News release from the state Ag Department:

The North Dakota Department of Agriculture is urging landowners and land managers to be on the watch for an invasive weed – cheatgrass – that has devastated millions of acres in the American West and is increasingly found in North Dakota.

“Cheatgrass is a good name for it,” Agriculture Commissioner Doug Goehring said in a statement. “It cheats native plants out of moisture and nutrients and cheats livestock producers out of good forage by ruining grazing land. It is also a serious fire hazard.”

Cheatgrass (Bromus tectorum L.) is also known as downy brome. Other nicknames include drooping brome, broncograss, military grass, downy chess, early chess and soft chess.

Native to the Mediterranean, it is now found in many places around the world. It has been reported in every state, and has been declared an invasive weed in 16 states, including South Dakota. Although not on North Dakota’s noxious weed list, cheatgrass is recognized as a noxious weed in Dickey County.

“Since it isn’t a state-listed noxious weed, weed boards are not required to file reports of infested acres,” Goehring said. “Reports from county agents, weed control officials and others indicate that it is spreading across North Dakota.”

An annual or winter annual grass, cheatgrass ranges from 4 to 30 inches in height. Seedlings are bright green with conspicuously hairy leaves. Stems are erect, slender and slightly hairy. The drooping seedheads of mature plants often change color from green to purple to brown or tan as the plant dries. It produces as many as 5,000 seeds per plant.

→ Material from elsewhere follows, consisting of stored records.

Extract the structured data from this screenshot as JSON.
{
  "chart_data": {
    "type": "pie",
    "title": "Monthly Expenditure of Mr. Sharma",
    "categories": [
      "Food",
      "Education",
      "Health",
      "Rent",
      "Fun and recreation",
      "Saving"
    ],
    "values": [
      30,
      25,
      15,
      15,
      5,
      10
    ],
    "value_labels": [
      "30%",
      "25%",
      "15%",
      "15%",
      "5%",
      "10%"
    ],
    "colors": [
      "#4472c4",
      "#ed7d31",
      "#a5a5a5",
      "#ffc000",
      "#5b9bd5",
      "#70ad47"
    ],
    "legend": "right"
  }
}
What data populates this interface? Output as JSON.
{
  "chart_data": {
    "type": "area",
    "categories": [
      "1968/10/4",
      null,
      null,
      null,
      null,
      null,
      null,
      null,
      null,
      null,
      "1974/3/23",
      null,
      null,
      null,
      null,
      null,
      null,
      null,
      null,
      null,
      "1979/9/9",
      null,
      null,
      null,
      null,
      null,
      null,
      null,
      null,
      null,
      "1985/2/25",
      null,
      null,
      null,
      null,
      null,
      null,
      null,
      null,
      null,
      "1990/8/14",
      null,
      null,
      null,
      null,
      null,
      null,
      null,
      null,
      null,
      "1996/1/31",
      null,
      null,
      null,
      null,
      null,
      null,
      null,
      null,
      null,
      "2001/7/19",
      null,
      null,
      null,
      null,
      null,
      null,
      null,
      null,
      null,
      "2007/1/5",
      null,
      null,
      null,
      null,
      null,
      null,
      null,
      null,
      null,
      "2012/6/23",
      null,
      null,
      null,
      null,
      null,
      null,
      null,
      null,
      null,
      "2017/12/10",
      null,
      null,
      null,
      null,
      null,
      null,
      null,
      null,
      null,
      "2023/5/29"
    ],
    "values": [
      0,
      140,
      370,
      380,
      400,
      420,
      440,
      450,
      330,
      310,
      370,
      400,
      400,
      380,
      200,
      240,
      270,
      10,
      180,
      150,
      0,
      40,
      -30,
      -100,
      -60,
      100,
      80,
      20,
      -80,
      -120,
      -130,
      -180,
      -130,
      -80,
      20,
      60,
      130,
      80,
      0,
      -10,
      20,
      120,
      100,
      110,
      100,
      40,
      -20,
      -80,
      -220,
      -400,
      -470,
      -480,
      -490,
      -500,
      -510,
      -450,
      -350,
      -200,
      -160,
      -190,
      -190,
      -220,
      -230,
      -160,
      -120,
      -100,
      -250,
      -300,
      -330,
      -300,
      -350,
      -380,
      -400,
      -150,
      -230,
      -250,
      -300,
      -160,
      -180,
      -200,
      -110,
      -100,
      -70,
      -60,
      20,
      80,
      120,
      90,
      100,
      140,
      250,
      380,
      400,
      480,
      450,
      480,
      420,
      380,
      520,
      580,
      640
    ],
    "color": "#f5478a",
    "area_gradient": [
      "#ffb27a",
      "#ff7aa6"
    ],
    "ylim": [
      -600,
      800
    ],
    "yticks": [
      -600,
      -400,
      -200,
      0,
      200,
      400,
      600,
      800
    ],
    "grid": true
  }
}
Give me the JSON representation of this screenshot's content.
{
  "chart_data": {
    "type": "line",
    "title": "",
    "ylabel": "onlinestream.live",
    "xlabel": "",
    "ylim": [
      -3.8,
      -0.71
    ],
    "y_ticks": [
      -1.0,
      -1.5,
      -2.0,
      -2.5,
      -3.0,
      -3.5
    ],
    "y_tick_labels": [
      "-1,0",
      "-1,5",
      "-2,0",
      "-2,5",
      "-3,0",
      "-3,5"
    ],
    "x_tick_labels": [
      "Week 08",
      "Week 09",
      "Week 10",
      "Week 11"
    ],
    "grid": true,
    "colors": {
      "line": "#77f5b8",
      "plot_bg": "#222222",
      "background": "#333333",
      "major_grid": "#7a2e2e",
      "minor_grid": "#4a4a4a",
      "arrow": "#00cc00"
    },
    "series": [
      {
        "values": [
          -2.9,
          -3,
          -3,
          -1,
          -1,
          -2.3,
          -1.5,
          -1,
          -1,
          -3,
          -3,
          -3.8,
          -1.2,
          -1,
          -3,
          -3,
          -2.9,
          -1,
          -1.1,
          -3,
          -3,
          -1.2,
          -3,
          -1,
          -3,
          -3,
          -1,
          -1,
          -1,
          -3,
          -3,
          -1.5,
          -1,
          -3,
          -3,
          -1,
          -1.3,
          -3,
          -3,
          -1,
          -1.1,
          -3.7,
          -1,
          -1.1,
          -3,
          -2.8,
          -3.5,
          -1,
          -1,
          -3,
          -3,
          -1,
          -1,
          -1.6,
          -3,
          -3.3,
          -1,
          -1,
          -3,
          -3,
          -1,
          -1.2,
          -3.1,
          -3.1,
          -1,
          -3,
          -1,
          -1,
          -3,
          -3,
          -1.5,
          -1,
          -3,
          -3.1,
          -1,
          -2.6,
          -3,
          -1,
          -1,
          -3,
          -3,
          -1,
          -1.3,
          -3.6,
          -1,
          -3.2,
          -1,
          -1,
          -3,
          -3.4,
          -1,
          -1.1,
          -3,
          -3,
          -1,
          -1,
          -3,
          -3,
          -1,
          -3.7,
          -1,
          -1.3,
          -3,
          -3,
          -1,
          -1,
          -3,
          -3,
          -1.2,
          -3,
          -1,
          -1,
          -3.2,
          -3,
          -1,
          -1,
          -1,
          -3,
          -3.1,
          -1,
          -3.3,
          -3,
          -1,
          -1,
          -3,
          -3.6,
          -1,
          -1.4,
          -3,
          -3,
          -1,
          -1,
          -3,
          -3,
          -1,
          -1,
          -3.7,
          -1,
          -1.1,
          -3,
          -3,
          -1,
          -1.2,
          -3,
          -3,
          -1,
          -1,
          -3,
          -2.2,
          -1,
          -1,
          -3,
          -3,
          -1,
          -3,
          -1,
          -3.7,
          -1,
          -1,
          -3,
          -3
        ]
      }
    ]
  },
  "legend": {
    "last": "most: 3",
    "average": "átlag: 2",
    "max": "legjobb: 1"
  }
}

Because cheatgrass germinates in the fall, it can use up the water and nutrients needed by native plants that germinate in the spring. It also matures and dries out quickly, creating a fire hazard. Ironically, these fires help cheatgrass dominate large tracts of land.

Goehring said landowners and managers should learn to identify cheatgrass, take prompt action to control it and to report any infestations to their local weed control authorities.

“Herbicides are the primary means for controlling cheatgrass,” Goehring said. “Fortunately, several products are approved for use on cheatgrass. Producers and other landowners can get more information from their extension agent or from the noxious weed division of the agriculture department.”

Goehring said limited state cost-share funds may be available to county weed boards for cheatgrass control.